I’ve been worried for a while that law firms are gradually exiting the business of new lawyer development, with potentially disastrous results for the lawyer pipeline. The growing uptake of AI to carry out entry-level work, plus serious generational tension between senior and junior lawyers, make it more likely that law firms, when balancing the pros and cons of opposing a vengeful autocrat, might decide to discount “what the associates think.”
But tomorrow’s partners have to come from somewhere. If every firm adopts a position of “We’ll laterally recruit other firms’ senior associates,” an unpleasant surprise will await them someday in the Commons. But there’s more at stake here even than that.

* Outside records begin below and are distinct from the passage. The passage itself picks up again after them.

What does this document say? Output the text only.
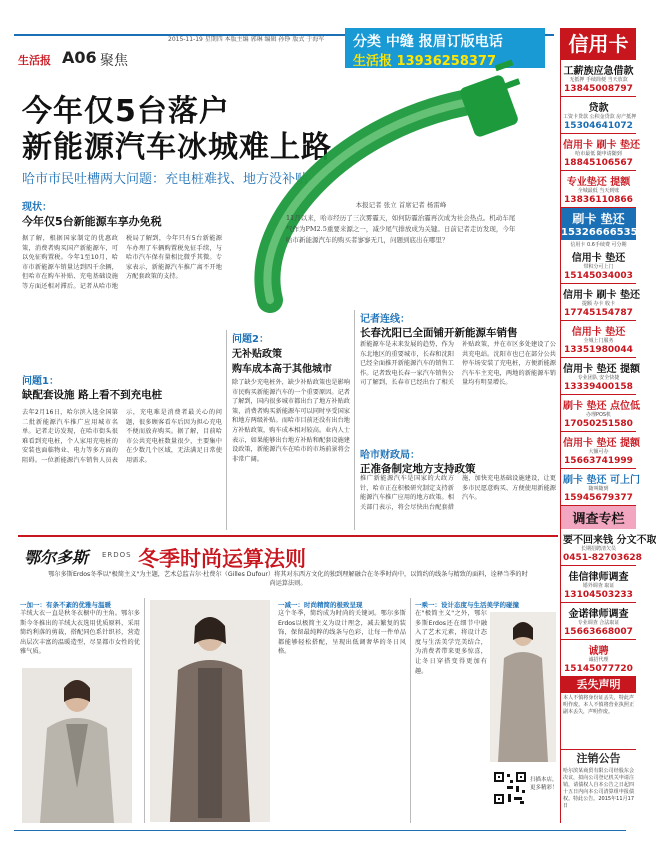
生活报 A06 聚焦
2015-11-19 星期四 本版主编 郭琳 编辑 孙铮 版式 于海军 分类 中缝 报眉订版电话
生活报 13936258377
今年仅5台落户
新能源汽车冰城难上路
哈市市民吐槽两大问题：充电桩难找、地方没补贴
本报记者 张立 首席记者 杨雷峰
11月以来，哈市经历了三次雾霾天，如何防霾治霾再次成为社会热点。机动车尾气作为PM2.5重要来源之一，减少尾气排放成为关键。日前记者走访发现，今年哈市新能源汽车的购买者寥寥无几，问题到底出在哪里？
现状：
今年仅5台新能源车享办免税
据了解，根据国家制定的优惠政策，消费者购买国产新能源车，可以免征购置税。今年1至10月，哈市市新能源车销量达到四千余辆，但哈市在购车补贴、充电基础设施等方面还相对滞后。记者从哈市地税局了解到，今年只有5台新能源车办理了车辆购置税免征手续，与哈市汽车保有量相比微乎其微。专家表示，新能源汽车推广离不开地方配套政策的支持。
问题1：
缺配套设施 路上看不到充电桩
去年2月16日，哈尔滨入选全国第二批新能源汽车推广应用城市名单。记者走访发现，在哈市街头很难看到充电桩，个人家用充电桩的安装也面临物业、电力等多方面的阻碍。一位新能源汽车销售人员表示，充电难是消费者最关心的问题，很多顾客看车后因为担心充电不便而放弃购买。据了解，目前哈市公共充电桩数量很少，主要集中在少数几个区域，无法满足日常使用需求。
问题2：
无补贴政策
购车成本高于其他城市
除了缺少充电桩外，缺少补贴政策也是影响市民购买新能源汽车的一个重要原因。记者了解到，国内很多城市都出台了地方补贴政策，消费者购买新能源车可以同时享受国家和地方两级补贴。而哈市目前还没有出台地方补贴政策，购车成本相对较高。业内人士表示，如果能够出台地方补贴和配套设施建设政策，新能源汽车在哈市的市场前景将会非常广阔。
记者连线：
长春沈阳已全面铺开新能源车销售
新能源车是未来发展的趋势，作为东北地区的重要城市，长春和沈阳已经全面推开新能源汽车的销售工作。记者致电长春一家汽车销售公司了解到，长春市已经出台了相关补贴政策，并在市区多处建设了公共充电站。沈阳市也已在部分公共停车场安装了充电桩，方便新能源汽车车主充电，两地的新能源车销量均有明显增长。
哈市财政局：
正准备制定地方支持政策
推广新能源汽车是国家的大政方针，哈市正在积极研究制定支持新能源汽车推广应用的地方政策。相关部门表示，将会尽快出台配套措施，加快充电基础设施建设，让更多市民愿意购买、方便使用新能源汽车。
鄂尔多斯 ERDOS 冬季时尚运算法则
鄂尔多斯Erdos冬季以"极简主义"为主题，艺术总监吉尔·杜费尔（Gilles Dufour）将其对东西方文化的独到理解融合在冬季时尚中，以简约的线条与精致的面料，诠释当季的时尚运算法则。
一加一：有条不紊的优雅与温暖
羊绒大衣一直是秋冬衣橱中的主角。鄂尔多斯今冬推出的羊绒大衣选用优质原料，采用简约利落的剪裁，搭配同色系针织衫，营造出层次丰富的温暖造型，尽显都市女性的优雅气质。
一减一：时尚精简的极致呈现
这个冬季，简约成为时尚的关键词。鄂尔多斯Erdos以极简主义为设计理念，减去繁复的装饰，保留最纯粹的线条与色彩，让每一件单品都能够轻松搭配，呈现出低调奢华的冬日风格。
一乘一：设计态度与生活美学的碰撞
在"极简主义"之外，鄂尔多斯Erdos还在细节中融入了艺术元素，将设计态度与生活美学完美结合，为消费者带来更多惊喜，让冬日穿搭变得更加有趣。
扫描本店，更多精彩！
信用卡
工薪族应急借款
无抵押 手续简便 当天放款
13845008797
贷款
工资卡贷款 公积金贷款 房产抵押
15304641072
信用卡 刷卡 垫还
哈市最低 随申请随到
18845106567
专业垫还 提额
全城最低 当天到账
13836110866
刷卡 垫还
15326666535
信用卡 0.6手续费 可分期
信用卡 垫还
带积分可上门
15145034003
信用卡 刷卡 垫还
提额 办卡 收卡
17745154787
信用卡 垫还
全城上门服务
13351980044
信用卡 垫还 提额
专业团队 安全快捷
13339400158
刷卡 垫还 点位低
办理POS机
17050251580
信用卡 垫还 提额
大额可办
15663741999
刷卡 垫还 可上门
随叫随到
15945679377
调查专栏
要不回来钱 分文不取
长期招聘清欠员
0451-82703628
佳信律师调查
婚外调查 取证
13104503233
金诺律师调查
专业调查 合法取证
15663668007
诚聘
诚招代理
15145077720
丢失声明
本人不慎将身份证丢失，特此声明作废。本人不慎将营业执照正副本丢失，声明作废。
注销公告
哈尔滨某商贸有限公司经股东会决议，拟向公司登记机关申请注销，请债权人自本公告之日起四十五日内向本公司清算组申报债权。特此公告。2015年11月17日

Large law firms have pulled off the remarkable trick of making their brutalizing, all-consuming entry-level positions the most desirable destination for new law graduates. Many young lawyers aspire to work in BigLaw. They’d be proud to work there. They’ve considered it the crown jewel of employment, the top of the Lawyer Hierarchy, and they’ve fallen over themselves trying to secure positions there.

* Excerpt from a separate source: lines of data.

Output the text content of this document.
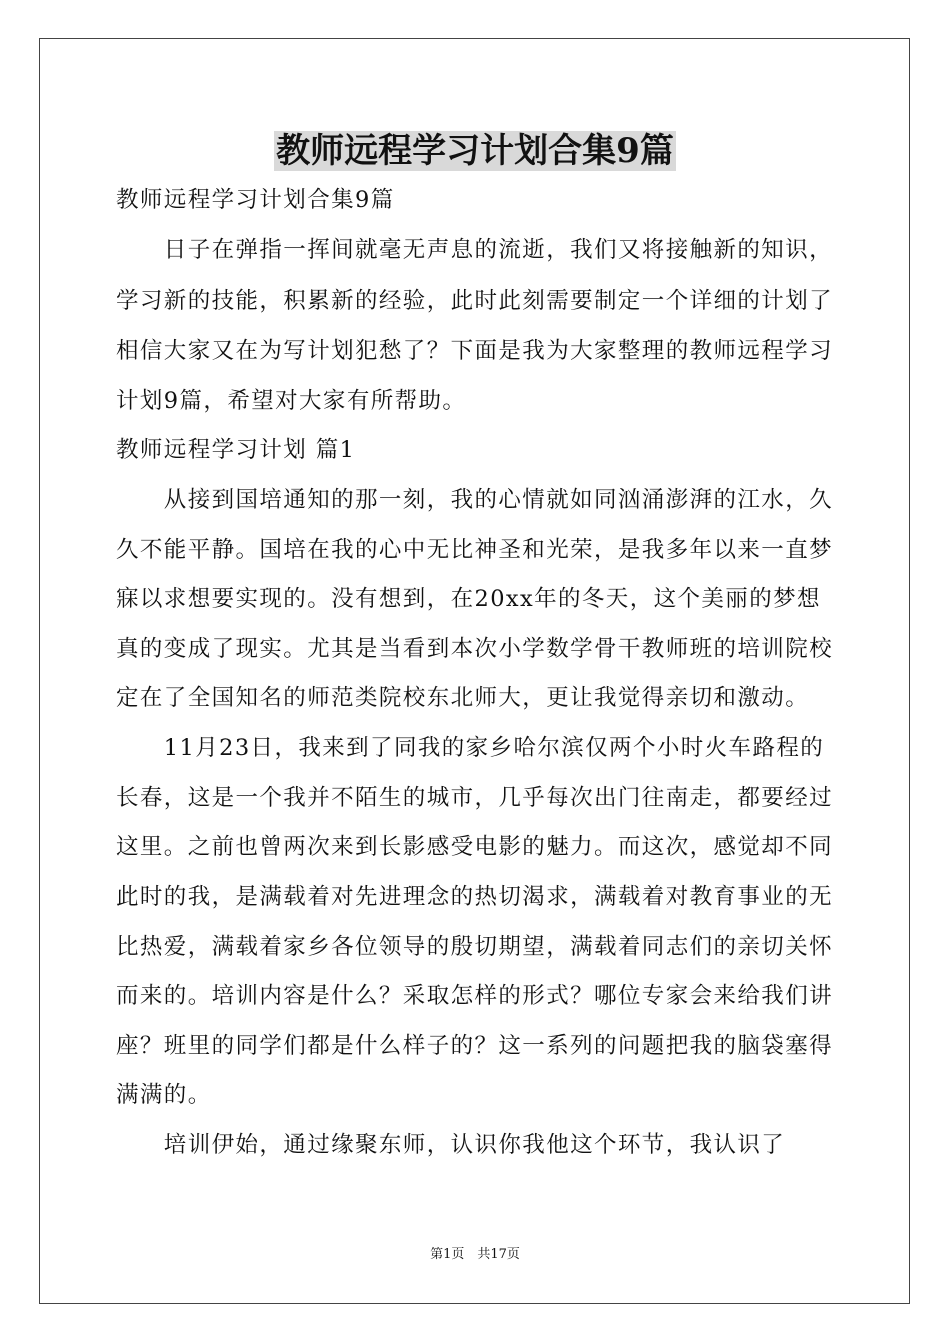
教师远程学习计划合集9篇
教师远程学习计划合集9篇
　　日子在弹指一挥间就毫无声息的流逝，我们又将接触新的知识，
学习新的技能，积累新的经验，此时此刻需要制定一个详细的计划了
相信大家又在为写计划犯愁了？下面是我为大家整理的教师远程学习
计划9篇，希望对大家有所帮助。
教师远程学习计划 篇1
　　从接到国培通知的那一刻，我的心情就如同汹涌澎湃的江水，久
久不能平静。国培在我的心中无比神圣和光荣，是我多年以来一直梦
寐以求想要实现的。没有想到，在20xx年的冬天，这个美丽的梦想
真的变成了现实。尤其是当看到本次小学数学骨干教师班的培训院校
定在了全国知名的师范类院校东北师大，更让我觉得亲切和激动。
　　11月23日，我来到了同我的家乡哈尔滨仅两个小时火车路程的
长春，这是一个我并不陌生的城市，几乎每次出门往南走，都要经过
这里。之前也曾两次来到长影感受电影的魅力。而这次，感觉却不同
此时的我，是满载着对先进理念的热切渴求，满载着对教育事业的无
比热爱，满载着家乡各位领导的殷切期望，满载着同志们的亲切关怀
而来的。培训内容是什么？采取怎样的形式？哪位专家会来给我们讲
座？班里的同学们都是什么样子的？这一系列的问题把我的脑袋塞得
满满的。
　　培训伊始，通过缘聚东师，认识你我他这个环节，我认识了
第1页　共17页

Yes, they’re attracted to the money, especially when they’re so deep in debt. But when you read the resignation letters of Rachel Cohen and Brenna Trout Frey, you can feel the disappointment. They expected better. They believed they were working for great law firms whose prestigious histories underlined their commitment to high ideals. They (and many others) are now telling everyone who will listen, including thousands of law students, not to buy anything BigLaw is selling them.
The story of Donald Trump vs. BigLaw isn’t written yet. There’s still time for the richest and most prestigious law firms in the United States to pull this one out of the fire. But if they don’t, then we might look back on these past few weeks as marking, among other things, the end of the positive relationship between large law firms and new lawyers, one that has delivered extraordinary benefits to those firms for many years. A lot of scales are falling from a lot of eyes right now.
In an email sent to his colleagues following the settlement last week, the executive partner of Skadden Arps concluded: “This agreement does not change who we are.” More than a few law students out there, reading that line, might be thinking, “You’re right — this is exactly who you are.”
Let’s put that number in some context. In 2023, the 200 most profitable law firms in the United States performed five million hours of pro bono work. Using a generous estimate of the Taproot Foundation’s 2024 pro bono billing rates, that’s nearly $2 billion in pro bono work performed by the entire AmLaw 200. Skadden Arps has pledged nearly 5% of that total to Donald Trump, at his complete discretion. Throw in Paul Weiss’s payout, and the total tribute approaches 7.5%.
Think about what $140 million in pro bono services from two of the world’s most prestigious law firms might have accomplished, had it been directed to people in actual need. I’ll bet the young lawyers at these firms already have.
Great post, Jordan. At this moment, the conflict between the practice/rule of law and the business of law has taken center stage. Hopefully, we, as an industry ecosystem, will take a deeper look at this.
As usual, insightful, articulate, and spot on. We are watching Big Law live its values right out loud. The damage of the decisions being made (which are not nearly as altruistic or lofty as some would try to sell us) will be evident at some point. For now, those associates are living THEIR values and it’s beautiful.